Determinados cursos e determinadas escolas tornaram-se mais especializadas nesta área, ainda que não haja ninguém doutorado em mentira. As áreas de conhecimento são mais vastas, como o direito, a economia, a ciência política, a administração, etc. A história de várias das ciências sociais aplicadas, que logo se autonomizaram, é, em grande medida, uma história da mentira, ainda que sob outras denominações: ‘motivações’ para o trabalho e a produtividade, na administração e gestão; ‘medições’ da produtividade no caso da economia; ‘interpretações’ da lei no direito; ‘táticas’ e ‘estratégias’ de poder no caso da ciência política. Todos estes conceitos servem à legitimação da manipulação, por vezes de forma abusiva, por parte de lideranças para o acesso e manutenção do poder de um grupo. Esta visão cínica decorre do facto de tudo o que seja pensado em favor do cidadão será sempre manipulado em desfavor dele se não houver processos de efetiva fiscalização. E, nesse sentido, todos esses conceitos científicos incluem em si a perversidade da mentira. Claro que a universidade não chega e os partidos, a maçonaria e outros poucos clubes propiciam o resto da aprendizagem.

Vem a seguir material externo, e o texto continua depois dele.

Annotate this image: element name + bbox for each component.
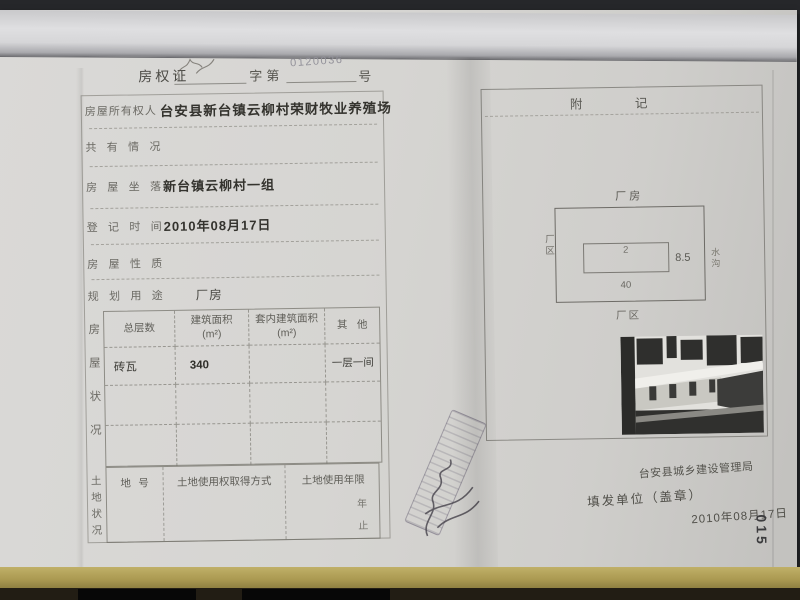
col-header-build-area: 建筑面积 (m²) [175, 310, 250, 347]
cell-empty [105, 385, 177, 426]
field-label-owner: 房屋所有权人 [85, 102, 157, 119]
diagram-bottom-label: 厂区 [616, 308, 641, 323]
field-value-location: 新台镇云柳村一组 [163, 174, 275, 195]
col-header-parcel-no: 地号 [106, 467, 164, 542]
certificate-number: 0120036 [290, 54, 344, 70]
desk-gap [242, 589, 390, 600]
field-label-house-nature: 房屋性质 [87, 255, 163, 272]
desk-gap [78, 589, 196, 600]
issue-unit-label: 填发单位（盖章） [586, 484, 703, 511]
diagram-top-label: 厂房 [615, 187, 643, 203]
cell-other: 一层一间 [326, 344, 381, 383]
table-edge-strip [0, 567, 800, 589]
col-header-land-method: 土地使用权取得方式 [163, 465, 286, 541]
col-header-inner-area: 套内建筑面积 (m²) [249, 308, 326, 345]
handwritten-prefix-scribble [172, 53, 218, 82]
diagram-left-label: 厂区 [541, 234, 555, 257]
cell-empty [106, 425, 178, 467]
building-photo [620, 335, 764, 435]
cell-area: 340 [176, 346, 251, 385]
cell-empty [326, 382, 381, 423]
field-value-owner: 台安县新台镇云柳村荣财牧业养殖场 [160, 96, 392, 120]
col-header-floors: 总层数 [104, 311, 176, 348]
certificate-paper: 房权证 字第 0120036 号 房屋所有权人 台安县新台镇云柳村荣财牧业养殖场… [0, 10, 797, 567]
col-header-other: 其他 [325, 308, 380, 345]
cell-inner [250, 344, 327, 383]
certificate-photo-scene: 房权证 字第 0120036 号 房屋所有权人 台安县新台镇云柳村荣财牧业养殖场… [0, 0, 800, 600]
field-label-location: 房屋坐落 [86, 178, 162, 195]
field-label-coownership: 共有情况 [85, 138, 161, 155]
issuing-authority: 台安县城乡建设管理局 [638, 458, 754, 482]
cell-empty [177, 424, 252, 466]
land-term-year-mark: 年 [357, 495, 367, 510]
side-label-land-status: 土地状况 [89, 475, 105, 541]
center-fold-shadow [446, 57, 498, 570]
cell-empty [251, 422, 328, 464]
certificate-hao-label: 号 [358, 66, 371, 85]
field-label-planned-use: 规划用途 [88, 287, 164, 304]
diagram-inner-mark: 2 [623, 245, 628, 256]
house-status-table: 总层数 建筑面积 (m²) 套内建筑面积 (m²) 其他 砖瓦 340 一层一间 [103, 307, 382, 467]
side-label-house-status: 房屋状况 [85, 323, 103, 457]
field-value-reg-date: 2010年08月17日 [163, 214, 271, 235]
field-value-planned-use: 厂房 [196, 284, 223, 303]
diagram-width-value: 40 [621, 280, 632, 291]
diagram-height-value: 8.5 [675, 252, 690, 264]
title-underline-1 [174, 83, 246, 85]
cell-empty [250, 382, 327, 423]
side-page-code: 015 [753, 514, 770, 547]
issue-date: 2010年08月17日 [691, 505, 789, 528]
field-label-reg-date: 登记时间 [87, 218, 163, 235]
cell-empty [327, 422, 382, 464]
land-term-end-mark: 止 [358, 517, 368, 532]
title-underline-2 [286, 81, 356, 83]
certificate-zi-di-label: 字第 [249, 65, 283, 85]
land-status-table: 地号 土地使用权取得方式 土地使用年限 [105, 463, 380, 543]
cell-structure: 砖瓦 [105, 347, 177, 386]
cell-empty [176, 384, 251, 425]
document-content: 房权证 字第 0120036 号 房屋所有权人 台安县新台镇云柳村荣财牧业养殖场… [0, 4, 800, 600]
diagram-right-label: 水沟 [709, 247, 722, 269]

O Estado e, já agora, muitas das direções na administração pública, constroem-se grandemente ainda por legitimidades de tipo feudal, a chamada ‘confiança política’, que não é senão pessoal. Uma legitimidade de manipulação científica dá-lhes o verniz suficiente de meritocracia que serve de justificativa quando se percebe que o poder é endogâmico, reproduzindo linhagens familiares e outras quasi-famílias. O cidadão vai descobrindo que ‘o rei vai nu’: o Estado que não tenha o serviço público e o cidadão no centro não é senão, de facto, uma mera mentira grande.